Enter the parameter name in the search box, change the parameter value, and save the configuration. On the Dashboard tab page of the Mapreduce service, choose More > Synchronize Configuration. After the synchronization is complete, restart the Mapreduce service.

  • Job log parameters:
    Table 1 Parameter description

    Parameter

    Description

    Default Value

    mapreduce.jobhistory.cleaner.enable

    Whether to enable the job log file deletion function.

    true

    mapreduce.jobhistory.cleaner.interval-ms

    Period for starting a log file cleanup. Only log files whose retention period is longer than the time specified by mapreduce.jobhistory.max-age-ms can be deleted.

    86,400,000 ms (1 day)

    mapreduce.jobhistory.max-age-ms

    Log files whose retention period is longer than the retention period in milliseconds specified by this parameter will be deleted.

    1,296,000,000 ms (15 days)

  • Task log parameters:
    Table 2 Parameter description

    Parameter

    Description

    Default Value

    yarn.log-aggregation.archive.files.minimum

    Indicates the minimum number of archived MapReduce job log files. The archiving task starts when the number of files in the yarn.nodemanager.remote-app-log-dir folder is greater than or equal to the value of this parameter.

    This parameter applies to MRS 3.x.

    5,000

    yarn.log-aggregation.archive-check-interval-seconds

    Indicates the MapReduce job log archiving interval, in seconds. Log files are archived only when the number of log files reaches the value of yarn.log-aggregation.archive.files.minimum. The archiving function is disabled when the period is set to 0 or -1.

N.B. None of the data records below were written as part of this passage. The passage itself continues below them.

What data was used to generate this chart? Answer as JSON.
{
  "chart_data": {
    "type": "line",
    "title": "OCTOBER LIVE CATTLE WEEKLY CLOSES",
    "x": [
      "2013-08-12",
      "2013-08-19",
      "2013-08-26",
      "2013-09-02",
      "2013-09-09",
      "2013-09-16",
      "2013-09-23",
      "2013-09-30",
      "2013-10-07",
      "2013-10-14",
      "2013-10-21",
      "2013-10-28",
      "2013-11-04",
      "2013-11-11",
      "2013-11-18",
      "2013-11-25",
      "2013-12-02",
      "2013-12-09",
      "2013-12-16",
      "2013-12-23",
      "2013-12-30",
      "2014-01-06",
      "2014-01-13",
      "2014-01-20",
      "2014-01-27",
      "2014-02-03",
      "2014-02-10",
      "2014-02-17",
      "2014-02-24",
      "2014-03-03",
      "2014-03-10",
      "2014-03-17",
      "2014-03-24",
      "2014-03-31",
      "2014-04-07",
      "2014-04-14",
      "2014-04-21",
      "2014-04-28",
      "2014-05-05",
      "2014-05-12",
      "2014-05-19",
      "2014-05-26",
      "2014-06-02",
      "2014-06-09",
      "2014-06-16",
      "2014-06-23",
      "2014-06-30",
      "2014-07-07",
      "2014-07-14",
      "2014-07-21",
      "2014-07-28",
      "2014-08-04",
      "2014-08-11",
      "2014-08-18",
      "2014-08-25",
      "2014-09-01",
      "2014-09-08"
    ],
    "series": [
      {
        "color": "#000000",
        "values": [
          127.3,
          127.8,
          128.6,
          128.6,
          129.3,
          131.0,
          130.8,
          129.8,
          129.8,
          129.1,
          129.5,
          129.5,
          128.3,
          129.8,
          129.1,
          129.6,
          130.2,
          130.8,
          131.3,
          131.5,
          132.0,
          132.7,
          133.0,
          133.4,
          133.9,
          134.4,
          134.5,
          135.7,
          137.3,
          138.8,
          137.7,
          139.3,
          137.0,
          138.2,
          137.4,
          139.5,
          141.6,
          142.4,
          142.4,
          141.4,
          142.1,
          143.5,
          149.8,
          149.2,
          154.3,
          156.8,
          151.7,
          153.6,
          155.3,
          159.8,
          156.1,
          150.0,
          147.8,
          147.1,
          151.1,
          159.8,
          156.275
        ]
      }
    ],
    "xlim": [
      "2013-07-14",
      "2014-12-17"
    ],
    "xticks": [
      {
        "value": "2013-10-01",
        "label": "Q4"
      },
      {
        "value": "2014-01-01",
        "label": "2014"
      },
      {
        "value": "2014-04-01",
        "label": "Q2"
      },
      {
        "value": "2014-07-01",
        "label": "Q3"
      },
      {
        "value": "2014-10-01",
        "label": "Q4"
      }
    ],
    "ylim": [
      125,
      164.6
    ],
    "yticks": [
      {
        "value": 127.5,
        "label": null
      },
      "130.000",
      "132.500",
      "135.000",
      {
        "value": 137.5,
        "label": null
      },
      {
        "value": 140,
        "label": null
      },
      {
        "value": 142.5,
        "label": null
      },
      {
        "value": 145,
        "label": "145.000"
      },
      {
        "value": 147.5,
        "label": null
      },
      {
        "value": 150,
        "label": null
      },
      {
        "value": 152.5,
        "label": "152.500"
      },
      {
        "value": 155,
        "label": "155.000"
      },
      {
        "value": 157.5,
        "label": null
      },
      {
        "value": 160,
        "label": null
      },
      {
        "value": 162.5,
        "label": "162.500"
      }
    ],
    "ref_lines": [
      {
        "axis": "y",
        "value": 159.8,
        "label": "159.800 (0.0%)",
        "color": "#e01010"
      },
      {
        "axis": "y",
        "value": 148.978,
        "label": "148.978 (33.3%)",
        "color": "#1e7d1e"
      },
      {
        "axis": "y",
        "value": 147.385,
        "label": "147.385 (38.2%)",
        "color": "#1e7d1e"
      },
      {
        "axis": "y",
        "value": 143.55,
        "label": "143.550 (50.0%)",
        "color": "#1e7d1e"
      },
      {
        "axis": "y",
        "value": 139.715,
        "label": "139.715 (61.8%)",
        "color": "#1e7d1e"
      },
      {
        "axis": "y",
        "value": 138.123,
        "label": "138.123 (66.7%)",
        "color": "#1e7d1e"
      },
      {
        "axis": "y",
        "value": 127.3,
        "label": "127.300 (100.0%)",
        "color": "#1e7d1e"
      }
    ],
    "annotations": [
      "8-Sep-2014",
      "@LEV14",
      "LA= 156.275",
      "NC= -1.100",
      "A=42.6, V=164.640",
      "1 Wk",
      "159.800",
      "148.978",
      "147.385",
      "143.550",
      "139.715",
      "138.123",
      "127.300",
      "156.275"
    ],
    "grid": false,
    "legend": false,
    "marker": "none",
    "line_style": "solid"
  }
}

    This parameter applies to MRS 3.x.

    -1

    yarn.log-aggregation.retain-seconds

    Indicates the retention period on HDFS for archiving the MapReduce job logs. The value -1 indicates that log files are stored permanently.

    1,296,000

    yarn.log-aggregation.retain-check-interval-seconds

    Indicates the check period (in seconds) of the MapReduce job log deletion task. If this parameter is set to -1, the check period is one tenth of the log retention period.

    86400

    If task logs occupy too much HDFS storage space, modify the mapreduce.jobhistory.max-age-ms and yarn.log-aggregation.retain-check-interval-seconds configuration items to control the storage duration of task logs.